Textuality » 3ALS Communication
Hold Fast To Dreams - by Langston Hughes
The object of the present text is to provide a personal interpretation of Langston Hughes' poem. It is not meant to give a definitive answer but I am going to try to make some possible conjectures about the poem's message supported by textual reference.
Considering the title, it arouses curiosity into the reader, who is curious to find out the real message of the poem and who asks himself some questions like “why did the poet use the verb to hold instead of the verb to keep?”. In my opinion, after reading the title, I expect the poem to be about what happens if I do not hold fast to my dreams or what life without dreams is like. I am going to read the poem to find out if my expectations were correct or not.
Taking into consideration the lay-out, the way words look on the page makes the structure of the poem immediately visible: it consists of two stanzas with four lines each and therefore it is organised into two quatrains. This creates a set rhythmic pattern, particularly in conjunction with the rhyme scheme. For what concerns the latter, it is ABCB ADCD. It contributes to the rhythm and to the fluency of the poem. Going on with the phonological level, the long vowels underline a melancholic tone.
In addition, after reading the first line, I it coincides with the title and therefore I understand the poem could be part of a collection. I also understand the poet will start with an advice (hold fast to dreams) that makes me realised the dreams the poet refer to are the ones of my future or the goals I want to achieve and not the ones I often do when I sleep.

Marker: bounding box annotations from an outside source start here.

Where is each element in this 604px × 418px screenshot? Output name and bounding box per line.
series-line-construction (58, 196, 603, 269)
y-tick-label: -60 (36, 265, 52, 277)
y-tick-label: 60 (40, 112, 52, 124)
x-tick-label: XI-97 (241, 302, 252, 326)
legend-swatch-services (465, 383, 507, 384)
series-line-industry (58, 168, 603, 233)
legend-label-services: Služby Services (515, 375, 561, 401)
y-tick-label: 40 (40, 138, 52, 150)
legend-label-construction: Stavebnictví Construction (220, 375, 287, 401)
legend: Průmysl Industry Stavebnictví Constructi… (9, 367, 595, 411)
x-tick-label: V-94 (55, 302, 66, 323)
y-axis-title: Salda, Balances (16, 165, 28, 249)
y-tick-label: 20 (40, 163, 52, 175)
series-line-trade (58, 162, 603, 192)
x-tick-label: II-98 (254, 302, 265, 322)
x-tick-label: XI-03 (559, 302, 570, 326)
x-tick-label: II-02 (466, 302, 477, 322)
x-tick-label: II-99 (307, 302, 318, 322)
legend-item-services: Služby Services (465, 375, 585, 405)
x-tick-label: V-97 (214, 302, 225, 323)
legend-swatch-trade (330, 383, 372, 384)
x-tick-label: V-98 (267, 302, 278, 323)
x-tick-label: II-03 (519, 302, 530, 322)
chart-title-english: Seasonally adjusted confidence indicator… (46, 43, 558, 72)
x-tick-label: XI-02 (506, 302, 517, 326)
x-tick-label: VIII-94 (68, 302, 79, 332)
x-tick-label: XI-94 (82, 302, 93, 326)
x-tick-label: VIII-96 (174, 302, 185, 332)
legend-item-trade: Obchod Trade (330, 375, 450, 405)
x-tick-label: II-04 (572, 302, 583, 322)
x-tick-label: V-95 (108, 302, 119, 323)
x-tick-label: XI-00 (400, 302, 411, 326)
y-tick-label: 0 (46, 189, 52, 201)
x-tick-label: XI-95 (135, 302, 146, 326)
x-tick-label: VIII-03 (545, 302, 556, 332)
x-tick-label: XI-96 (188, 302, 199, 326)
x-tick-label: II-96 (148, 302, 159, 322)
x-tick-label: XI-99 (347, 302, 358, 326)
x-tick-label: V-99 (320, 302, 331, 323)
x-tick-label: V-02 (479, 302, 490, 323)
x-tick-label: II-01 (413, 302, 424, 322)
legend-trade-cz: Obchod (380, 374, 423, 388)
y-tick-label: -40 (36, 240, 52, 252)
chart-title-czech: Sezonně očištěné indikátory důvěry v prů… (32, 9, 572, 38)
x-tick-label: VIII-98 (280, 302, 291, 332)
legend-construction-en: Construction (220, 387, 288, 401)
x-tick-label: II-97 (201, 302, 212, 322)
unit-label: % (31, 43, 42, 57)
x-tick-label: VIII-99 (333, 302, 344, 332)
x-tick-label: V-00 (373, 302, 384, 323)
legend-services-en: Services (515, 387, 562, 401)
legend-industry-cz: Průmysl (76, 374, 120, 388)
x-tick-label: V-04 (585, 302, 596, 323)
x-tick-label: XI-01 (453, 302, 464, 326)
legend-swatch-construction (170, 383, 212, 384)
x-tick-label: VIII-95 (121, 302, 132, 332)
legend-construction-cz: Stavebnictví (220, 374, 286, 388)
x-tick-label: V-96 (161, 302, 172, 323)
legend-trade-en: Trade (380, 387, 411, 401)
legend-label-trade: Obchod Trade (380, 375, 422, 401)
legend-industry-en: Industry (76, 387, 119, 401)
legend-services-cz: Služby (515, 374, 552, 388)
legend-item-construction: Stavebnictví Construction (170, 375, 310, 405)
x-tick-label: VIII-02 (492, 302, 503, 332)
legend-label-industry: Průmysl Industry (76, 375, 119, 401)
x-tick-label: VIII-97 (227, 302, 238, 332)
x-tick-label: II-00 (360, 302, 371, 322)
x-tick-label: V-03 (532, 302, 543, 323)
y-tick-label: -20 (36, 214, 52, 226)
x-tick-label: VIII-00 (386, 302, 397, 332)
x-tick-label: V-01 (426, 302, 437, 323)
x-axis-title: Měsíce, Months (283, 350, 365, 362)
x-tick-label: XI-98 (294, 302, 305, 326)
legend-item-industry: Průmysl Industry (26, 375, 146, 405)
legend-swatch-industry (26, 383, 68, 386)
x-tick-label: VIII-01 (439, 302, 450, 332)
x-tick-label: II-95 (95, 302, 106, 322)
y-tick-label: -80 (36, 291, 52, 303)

Looking now to the rhetorical level, the poet used two metaphors, one for each stanzas, to explain the importance of dreams in life. In the first stanza, if one allows one's dreams to die, the poet states that life will become "a broken-winged bird that cannot fly." It means if someone stops dreaming, his or her life will lack hope and not be happy, because a bird often symbolizes freedom, hope and happiness. The other metaphor in the second stanza is used to compare a life without dreams to a "barren field frozen with snow." In this case, it means if someone lets her or his dreams go, he or she will be unproductive in life because crops often symbolize productivity. Moreover, the poet recourses to a personification, indeed he considered dreams as living things, suggesting they can die and go.
All things considered, in my opinion I think the poet with this poem would encourage people to believe in their dreams and not let them go in order to live a pleasant life.